Tuesday, June 27, 2006

A Solid Read

I recently played the following 2-5 NLHE hand at Ameristar:

Two limpers to me OTB and I’ve been very quiet in a tight game so I decide to splash around a little bit with Kh-Js. I know that this hand sucks but I have position and typically play well post-flop.

Five of us see a flop of Kd-9s-3d. It checks to the 10 seat (I’m in the 1 seat) and I lean around the front of the dealer to look at him. He just sits there for awhile so I ask, “Did he check?” The dealer responds, “He checked.” I toss out a $20 bet into a $25 pot and immediately the 5 seat looks at me and says, “I thought you checked?” The dealer says, “No, he asked if he (pointing to the 10 seat) checked.” The blinds fold and the 5 seat, who is the loosest player at the table, is the only caller.
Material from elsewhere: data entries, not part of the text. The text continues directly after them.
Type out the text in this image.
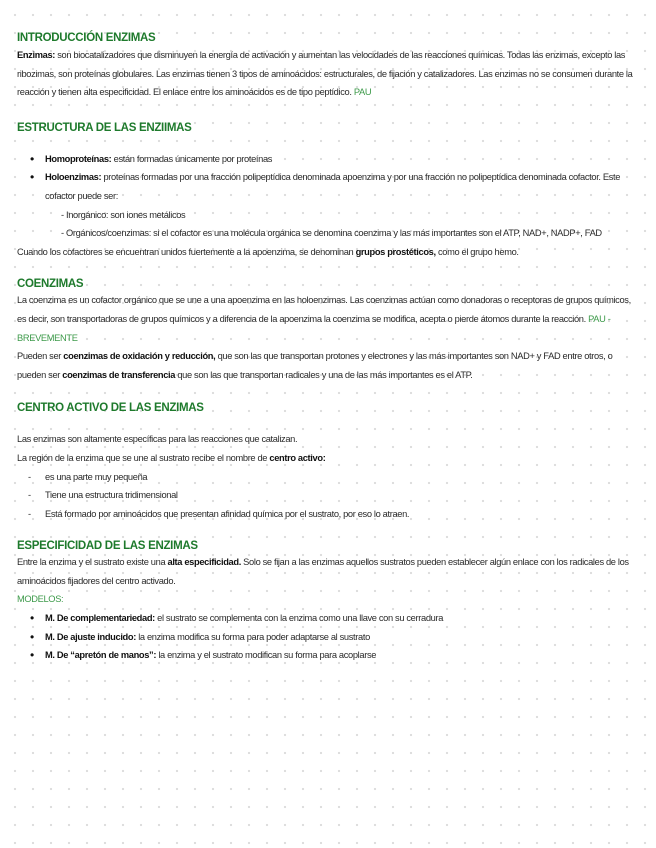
INTRODUCCIÓN ENZIMAS

Enzimas: son biocatalizadores que disminuyen la energía de activación y aumentan las velocidades de las reacciones químicas. Todas las enzimas, excepto las ribozimas, son proteínas globulares. Las enzimas tienen 3 tipos de aminoácidos: estructurales, de fijación y catalizadores. Las enzimas no se consumen durante la reacción y tienen alta especificidad. El enlace entre los aminoácidos es de tipo peptídico. PAU

ESTRUCTURA DE LAS ENZIIMAS
• Homoproteínas: están formadas únicamente por proteínas
• Holoenzimas: proteínas formadas por una fracción polipeptídica denominada apoenzima y por una fracción no polipeptídica denominada cofactor. Este cofactor puede ser:

- Inorgánico: son iones metálicos

- Orgánicos/coenzimas: si el cofactor es una molécula orgánica se denomina coenzima y las más importantes son el ATP, NAD+, NADP+, FAD

Cuando los cofactores se encuentran unidos fuertemente a la apoenzima, se denominan grupos prostéticos, como el grupo hemo.

COENZIMAS

La coenzima es un cofactor orgánico que se une a una apoenzima en las holoenzimas. Las coenzimas actúan como donadoras o receptoras de grupos químicos, es decir, son transportadoras de grupos químicos y a diferencia de la apoenzima la coenzima se modifica, acepta o pierde átomos durante la reacción. PAU - BREVEMENTE

Pueden ser coenzimas de oxidación y reducción, que son las que transportan protones y electrones y las más importantes son NAD+ y FAD entre otros, o pueden ser coenzimas de transferencia que son las que transportan radicales y una de las más importantes es el ATP.

CENTRO ACTIVO DE LAS ENZIMAS

Las enzimas son altamente específicas para las reacciones que catalizan.

La región de la enzima que se une al sustrato recibe el nombre de centro activo:

- es una parte muy pequeña
- Tiene una estructura tridimensional
- Está formado por aminoácidos que presentan afinidad química por el sustrato, por eso lo atraen.
ESPECIFICIDAD DE LAS ENZIMAS

Entre la enzima y el sustrato existe una alta especificidad. Solo se fijan a las enzimas aquellos sustratos pueden establecer algún enlace con los radicales de los aminoácidos fijadores del centro activado.

MODELOS:

• M. De complementariedad: el sustrato se complementa con la enzima como una llave con su cerradura
• M. De ajuste inducido: la enzima modifica su forma para poder adaptarse al sustrato
• M. De “apretón de manos”: la enzima y el sustrato modifican su forma para acoplarse
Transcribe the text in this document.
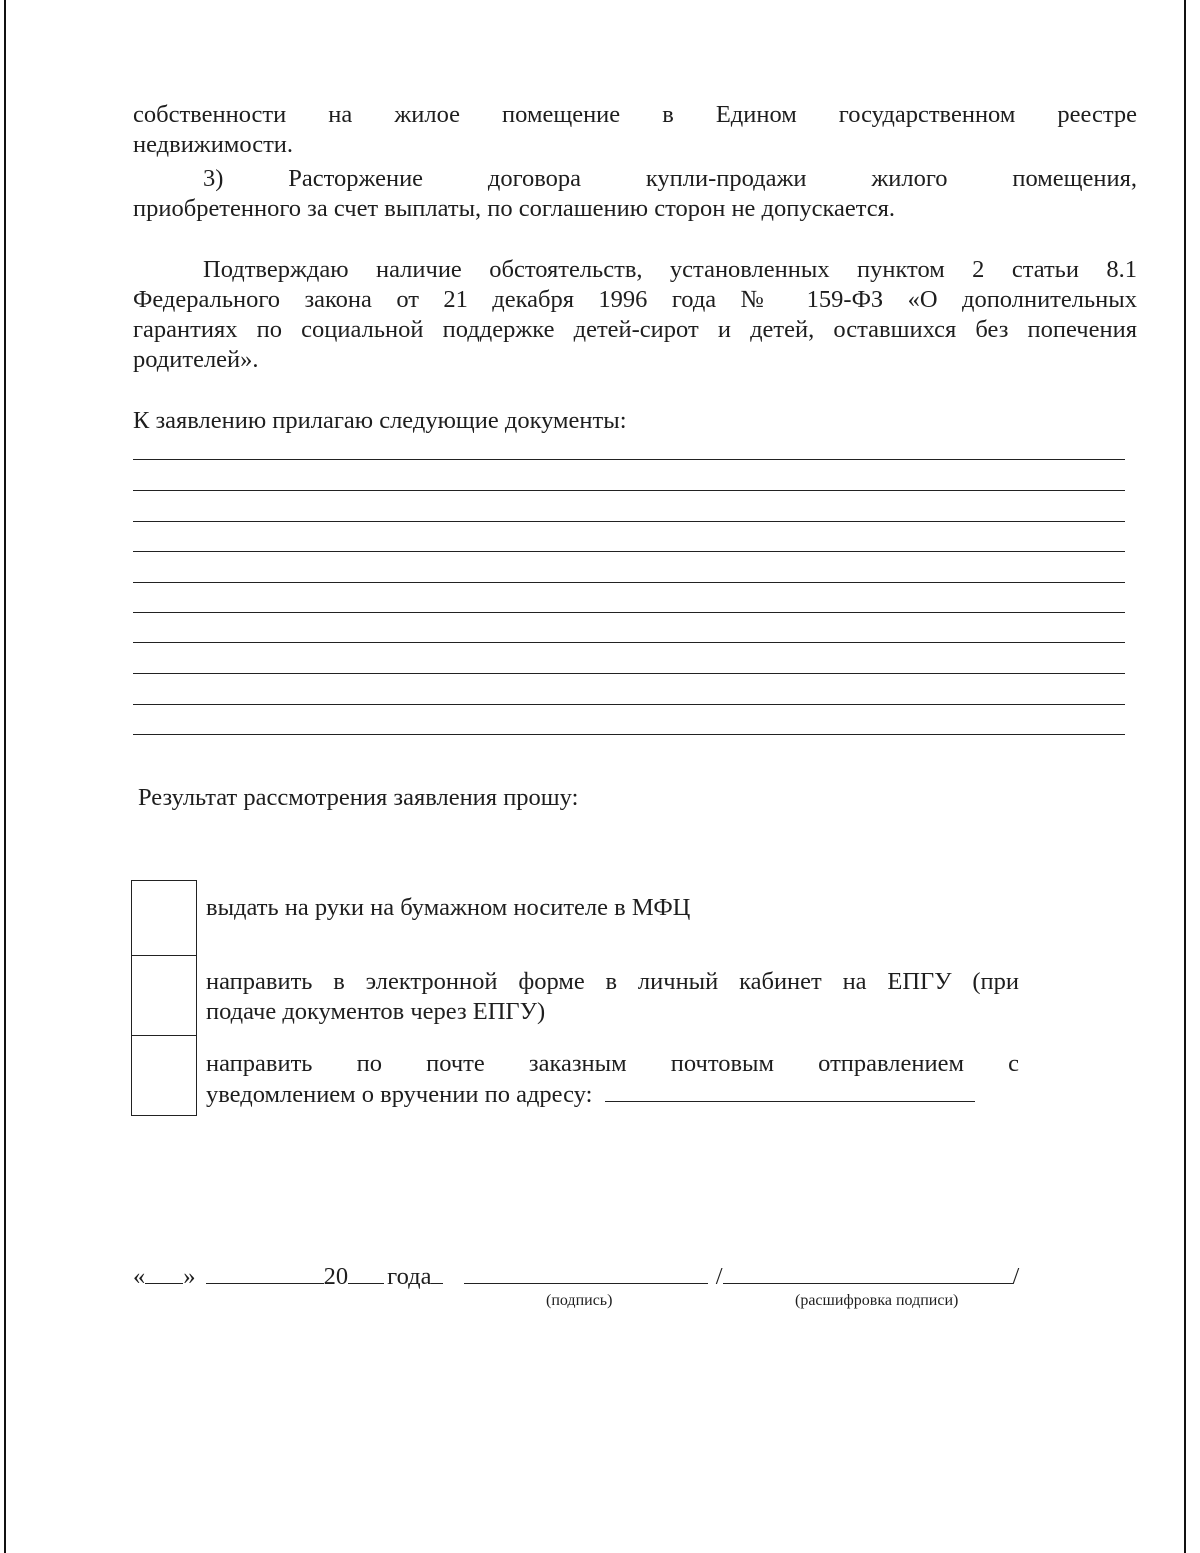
собственности на жилое помещение в Едином государственном реестре
недвижимости.
3) Расторжение договора купли-продажи жилого помещения,
приобретенного за счет выплаты, по соглашению сторон не допускается.
Подтверждаю наличие обстоятельств, установленных пунктом 2 статьи 8.1
Федерального закона от 21 декабря 1996 года № 159-ФЗ «О дополнительных
гарантиях по социальной поддержке детей-сирот и детей, оставшихся без попечения
родителей».
К заявлению прилагаю следующие документы:
Результат рассмотрения заявления прошу:
выдать на руки на бумажном носителе в МФЦ
направить в электронной форме в личный кабинет на ЕПГУ (при
подаче документов через ЕПГУ)
направить по почте заказным почтовым отправлением с
уведомлением о вручении по адресу:
« »	20 года	/	/
(подпись)	(расшифровка подписи)
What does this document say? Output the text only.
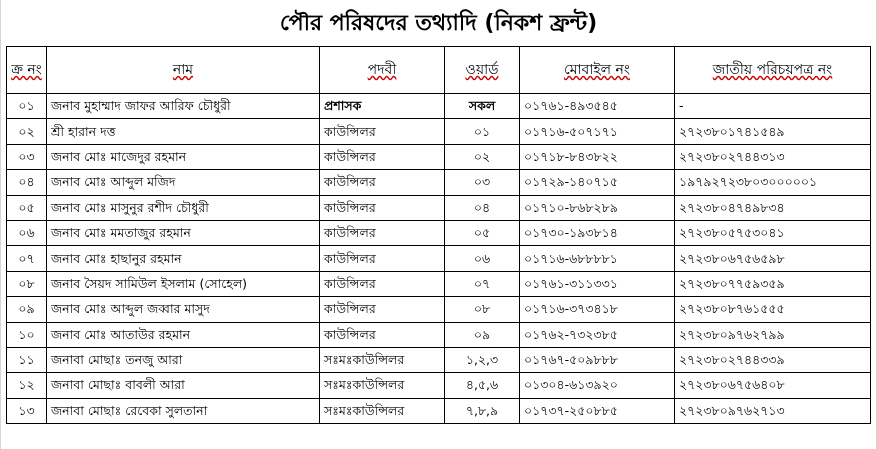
পৌর পরিষদের তথ্যাদি (নিকশ ফ্রন্ট)
ক্র নং	নাম	পদবী	ওয়ার্ড	মোবাইল নং	জাতীয় পরিচয়পত্র নং
০১	জনাব মুহাম্মাদ জাফর আরিফ চৌধুরী	প্রশাসক	সকল	০১৭৬১-৪৯৩৫৪৫	-
০২	শ্রী হারান দত্ত	কাউন্সিলর	০১	০১৭১৬-৫০৭১৭১	২৭২৩৮০১৭৪১৫৪৯
০৩	জনাব মোঃ মাজেদুর রহমান	কাউন্সিলর	০২	০১৭১৮-৮৪৩৮২২	২৭২৩৮০২৭৪৪৩১৩
০৪	জনাব মোঃ আব্দুল মজিদ	কাউন্সিলর	০৩	০১৭২৯-১৪০৭১৫	১৯৭৯২৭২৩৮০৩০০০০০১
০৫	জনাব মোঃ মাসুনুর রশীদ চৌধুরী	কাউন্সিলর	০৪	০১৭১০-৮৬৮২৮৯	২৭২৩৮০৪৭৪৯৮৩৪
০৬	জনাব মোঃ মমতাজুর রহমান	কাউন্সিলর	০৫	০১৭৩০-১৯৩৮১৪	২৭২৩৮০৫৭৫৩০৪১
০৭	জনাব মোঃ হাছানুর রহমান	কাউন্সিলর	০৬	০১৭১৬-৬৮৮৮৮১	২৭২৩৮০৬৭৫৬৫৯৮
০৮	জনাব সৈয়দ সামিউল ইসলাম (সোহেল)	কাউন্সিলর	০৭	০১৭৬১-৩১১৩৩১	২৭২৩৮০৭৭৫৯৩৫৯
০৯	জনাব মোঃ আব্দুল জব্বার মাসুদ	কাউন্সিলর	০৮	০১৭১৬-৩৭৩৪১৮	২৭২৩৮০৮৭৬১৫৫৫
১০	জনাব মোঃ আতাউর রহমান	কাউন্সিলর	০৯	০১৭৬২-৭৩২৩৮৫	২৭২৩৮০৯৭৬২৭৯৯
১১	জনাবা মোছাঃ তনজু আরা	সঃমঃকাউন্সিলর	১,২,৩	০১৭৬৭-৫০৯৮৮৮	২৭২৩৮০২৭৪৪৩৩৯
১২	জনাবা মোছাঃ বাবলী আরা	সঃমঃকাউন্সিলর	৪,৫,৬	০১৩০৪-৬১৩৯২০	২৭২৩৮০৬৭৫৬৪০৮
১৩	জনাবা মোছাঃ রেবেকা সুলতানা	সঃমঃকাউন্সিলর	৭,৮,৯	০১৭৩৭-২৫০৮৮৫	২৭২৩৮০৯৭৬২৭১৩
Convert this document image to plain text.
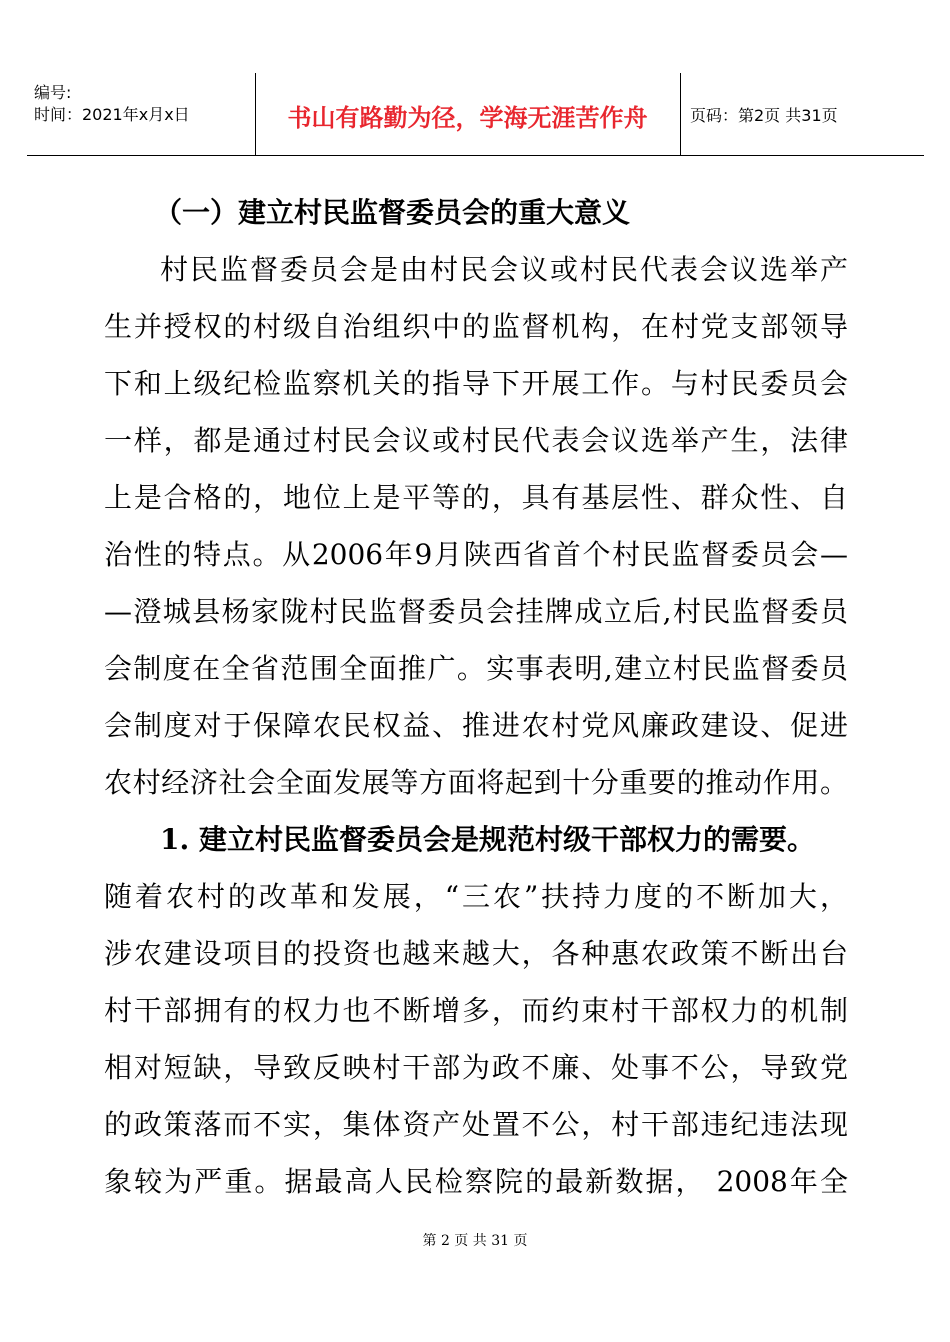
编号:
时间：2021年x月x日	书山有路勤为径，学海无涯苦作舟	页码：第2页 共31页
（一）建立村民监督委员会的重大意义
村民监督委员会是由村民会议或村民代表会议选举产
生并授权的村级自治组织中的监督机构，在村党支部领导
下和上级纪检监察机关的指导下开展工作。与村民委员会
一样，都是通过村民会议或村民代表会议选举产生，法律
上是合格的，地位上是平等的，具有基层性、群众性、自
治性的特点。从2006年9月陕西省首个村民监督委员会—
—澄城县杨家陇村民监督委员会挂牌成立后,村民监督委员
会制度在全省范围全面推广。实事表明,建立村民监督委员
会制度对于保障农民权益、推进农村党风廉政建设、促进
农村经济社会全面发展等方面将起到十分重要的推动作用。
1. 建立村民监督委员会是规范村级干部权力的需要。
随着农村的改革和发展，“三农”扶持力度的不断加大，
涉农建设项目的投资也越来越大，各种惠农政策不断出台
村干部拥有的权力也不断增多，而约束村干部权力的机制
相对短缺，导致反映村干部为政不廉、处事不公，导致党
的政策落而不实，集体资产处置不公，村干部违纪违法现
象较为严重。据最高人民检察院的最新数据， 2008年全
第 2 页 共 31 页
The turn brings the 7c and he checks to me. I bet $40 into the $65 pot and he raises $40 to $80. At this point I’m sick because playing a big pot with top pair decent kicker is never my game plan in a NLHE cash game. I go into the tank and tell the table, “Sorry guys, this is going to take a minute or so.” I run through his possible hands and rule out strong K’s because he would have bet those hands on a flush draw board. I also rule out 9’s because he would have raised preflop, and 7’s were looking pretty unlikely as well. So I decide that it is either a set of 3’s or a flush draw. Now I look up at him and he is STARRING ME DOWN. That’s a weak tell. Then, I thought about his “I thought you checked” comment on the flop. That’s weak too – he wanted a free card. So putting the pieces of the puzzle together I decide to make him pay for his draw and move all-in for another $140 or so. He took a deep sigh, made the dealer count the money and then called. The river was the 4s and he said one of the most beautiful things, “I missed.”